Ritorna così il tema della complessità, quella complessità la quale, si era detto, non può che essere accolta e vissuta come la più alta delle possibilità di pienezza umana.
Ma qui sta il punto: la neve non inganna, non promette cose facili, a buon mercato; la sua delicatezza mira ad abbellirle, la sua presenza dona attimi di purissima contemplazione e riflessione, di svago e novità, il suo saper andare via insegna la difficile arte di scomparire.

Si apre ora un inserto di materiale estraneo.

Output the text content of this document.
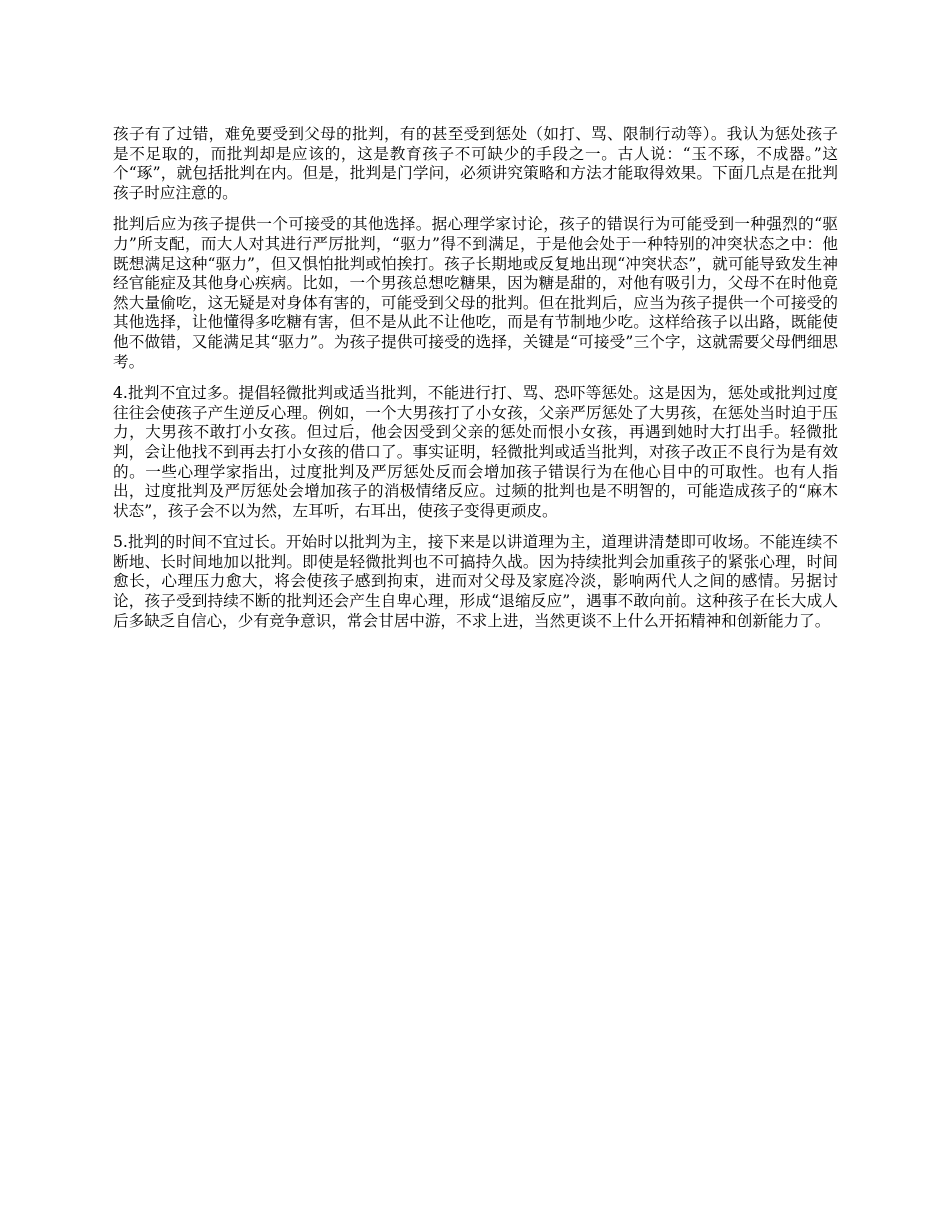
孩子有了过错，难免要受到父母的批判，有的甚至受到惩处（如打、骂、限制行动等）。我认为惩处孩子是不足取的，而批判却是应该的，这是教育孩子不可缺少的手段之一。古人说：“玉不琢，不成器。”这个“琢”，就包括批判在内。但是，批判是门学问，必须讲究策略和方法才能取得效果。下面几点是在批判孩子时应注意的。

批判后应为孩子提供一个可接受的其他选择。据心理学家讨论，孩子的错误行为可能受到一种强烈的“驱力”所支配，而大人对其进行严厉批判，“驱力”得不到满足，于是他会处于一种特别的冲突状态之中：他既想满足这种“驱力”，但又惧怕批判或怕挨打。孩子长期地或反复地出现“冲突状态”，就可能导致发生神经官能症及其他身心疾病。比如，一个男孩总想吃糖果，因为糖是甜的，对他有吸引力，父母不在时他竟然大量偷吃，这无疑是对身体有害的，可能受到父母的批判。但在批判后，应当为孩子提供一个可接受的其他选择，让他懂得多吃糖有害，但不是从此不让他吃，而是有节制地少吃。这样给孩子以出路，既能使他不做错，又能满足其“驱力”。为孩子提供可接受的选择，关键是“可接受”三个字，这就需要父母們细思考。

4.批判不宜过多。提倡轻微批判或适当批判，不能进行打、骂、恐吓等惩处。这是因为，惩处或批判过度往往会使孩子产生逆反心理。例如，一个大男孩打了小女孩，父亲严厉惩处了大男孩，在惩处当时迫于压力，大男孩不敢打小女孩。但过后，他会因受到父亲的惩处而恨小女孩，再遇到她时大打出手。轻微批判，会让他找不到再去打小女孩的借口了。事实证明，轻微批判或适当批判，对孩子改正不良行为是有效的。一些心理学家指出，过度批判及严厉惩处反而会增加孩子错误行为在他心目中的可取性。也有人指出，过度批判及严厉惩处会增加孩子的消极情绪反应。过频的批判也是不明智的，可能造成孩子的“麻木状态”，孩子会不以为然，左耳听，右耳出，使孩子变得更顽皮。

5.批判的时间不宜过长。开始时以批判为主，接下来是以讲道理为主，道理讲清楚即可收场。不能连续不断地、长时间地加以批判。即使是轻微批判也不可搞持久战。因为持续批判会加重孩子的紧张心理，时间愈长，心理压力愈大，将会使孩子感到拘束，进而对父母及家庭冷淡，影响两代人之间的感情。另据讨论，孩子受到持续不断的批判还会产生自卑心理，形成“退缩反应”，遇事不敢向前。这种孩子在长大成人后多缺乏自信心，少有竞争意识，常会甘居中游，不求上进，当然更谈不上什么开拓精神和创新能力了。
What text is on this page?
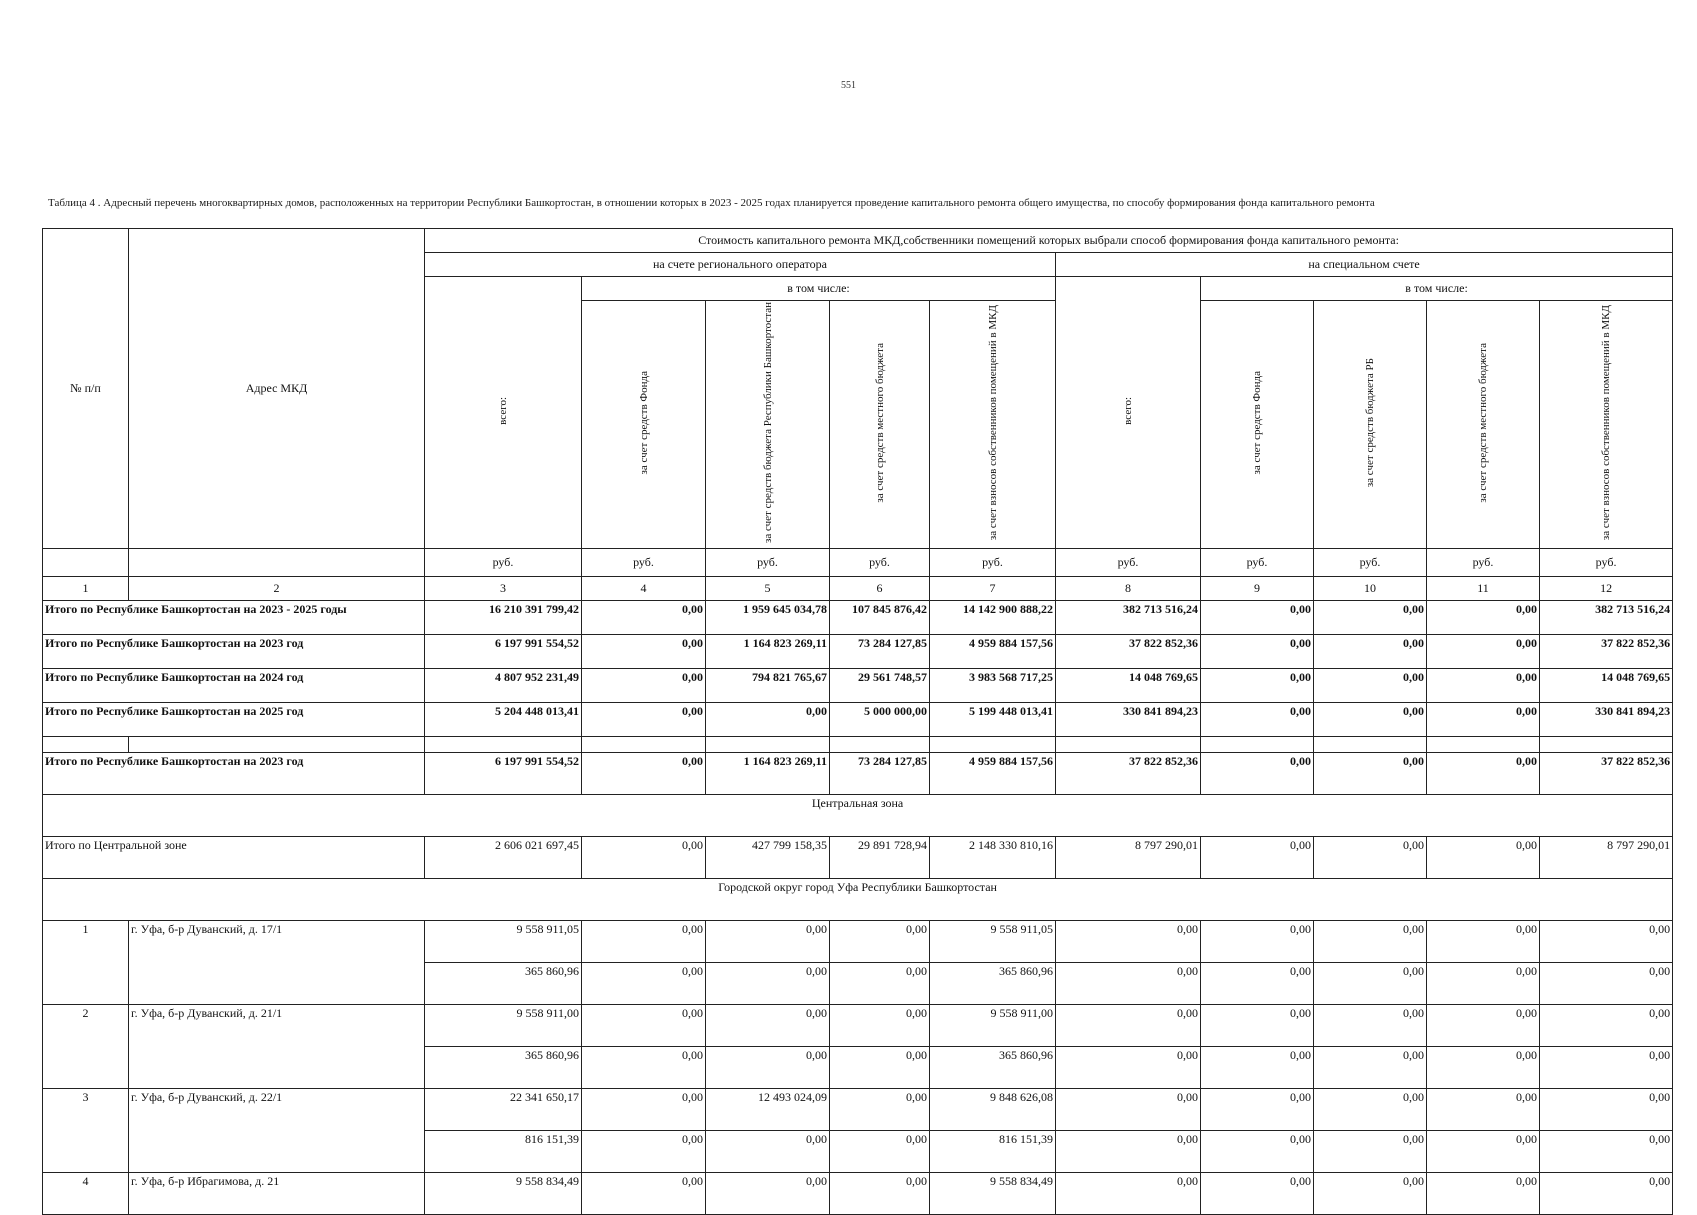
551
Таблица 4 . Адресный перечень многоквартирных домов, расположенных на территории Республики Башкортостан, в отношении которых в 2023 - 2025 годах планируется проведение капитального ремонта общего имущества, по способу формирования фонда капитального ремонта
№ п/п	Адрес МКД	Стоимость капитального ремонта МКД,собственники помещений которых выбрали способ формирования фонда капитального ремонта:									
		на счете регионального оператора					на специальном счете				
		всего:	в том числе:				всего:	в том числе:			
			за счет средств Фонда	за счет средств бюджета Республики Башкортостан	за счет средств местного бюджета	за счет взносов собственников помещений в МКД		за счет средств Фонда	за счет средств бюджета РБ	за счет средств местного бюджета	за счет взносов собственников помещений в МКД
		руб.	руб.	руб.	руб.	руб.	руб.	руб.	руб.	руб.	руб.
1	2	3	4	5	6	7	8	9	10	11	12
Итого по Республике Башкортостан на 2023 - 2025 годы		16 210 391 799,42	0,00	1 959 645 034,78	107 845 876,42	14 142 900 888,22	382 713 516,24	0,00	0,00	0,00	382 713 516,24
Итого по Республике Башкортостан на 2023 год		6 197 991 554,52	0,00	1 164 823 269,11	73 284 127,85	4 959 884 157,56	37 822 852,36	0,00	0,00	0,00	37 822 852,36
Итого по Республике Башкортостан на 2024 год		4 807 952 231,49	0,00	794 821 765,67	29 561 748,57	3 983 568 717,25	14 048 769,65	0,00	0,00	0,00	14 048 769,65
Итого по Республике Башкортостан на 2025 год		5 204 448 013,41	0,00	0,00	5 000 000,00	5 199 448 013,41	330 841 894,23	0,00	0,00	0,00	330 841 894,23

Итого по Республике Башкортостан на 2023 год		6 197 991 554,52	0,00	1 164 823 269,11	73 284 127,85	4 959 884 157,56	37 822 852,36	0,00	0,00	0,00	37 822 852,36
Центральная зона											
Итого по Центральной зоне		2 606 021 697,45	0,00	427 799 158,35	29 891 728,94	2 148 330 810,16	8 797 290,01	0,00	0,00	0,00	8 797 290,01
Городской округ город Уфа Республики Башкортостан											
1	г. Уфа, б-р Дуванский, д. 17/1	9 558 911,05	0,00	0,00	0,00	9 558 911,05	0,00	0,00	0,00	0,00	0,00
		365 860,96	0,00	0,00	0,00	365 860,96	0,00	0,00	0,00	0,00	0,00
2	г. Уфа, б-р Дуванский, д. 21/1	9 558 911,00	0,00	0,00	0,00	9 558 911,00	0,00	0,00	0,00	0,00	0,00
		365 860,96	0,00	0,00	0,00	365 860,96	0,00	0,00	0,00	0,00	0,00
3	г. Уфа, б-р Дуванский, д. 22/1	22 341 650,17	0,00	12 493 024,09	0,00	9 848 626,08	0,00	0,00	0,00	0,00	0,00
		816 151,39	0,00	0,00	0,00	816 151,39	0,00	0,00	0,00	0,00	0,00
4	г. Уфа, б-р Ибрагимова, д. 21	9 558 834,49	0,00	0,00	0,00	9 558 834,49	0,00	0,00	0,00	0,00	0,00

La neve è una metafora di approccio alla vita e alle sue contraddizioni: insegna ad entrare nella realtà variegata, complessa, selvaggia con un modo di fare capace di addolcire, che non punta a rivoluzionare e cambiare quello che non va, ma ad accarezzare le diversità e a tenere tutto insieme in una possibile armonia. E non per diluire i problemi o risolverli nella fiaba dell’amore universale, semplicemente per entrare in essi con occhi puliti, in grado di osservare prima di discernere, valutare e scartare. Perché è chiaro: poi bisogna agire, bisogna saper abitare la realtà con tutti i rischi annessi e connessi alla sua ineludibile varietà. Lo sa anche la neve: si è detto come, terminato il suo compito, si ritiri senza remore e pretese.
Bisognerebbe stare al mondo, toccarlo, gustarlo, amarlo proprio così: come una nevicata improvvisa!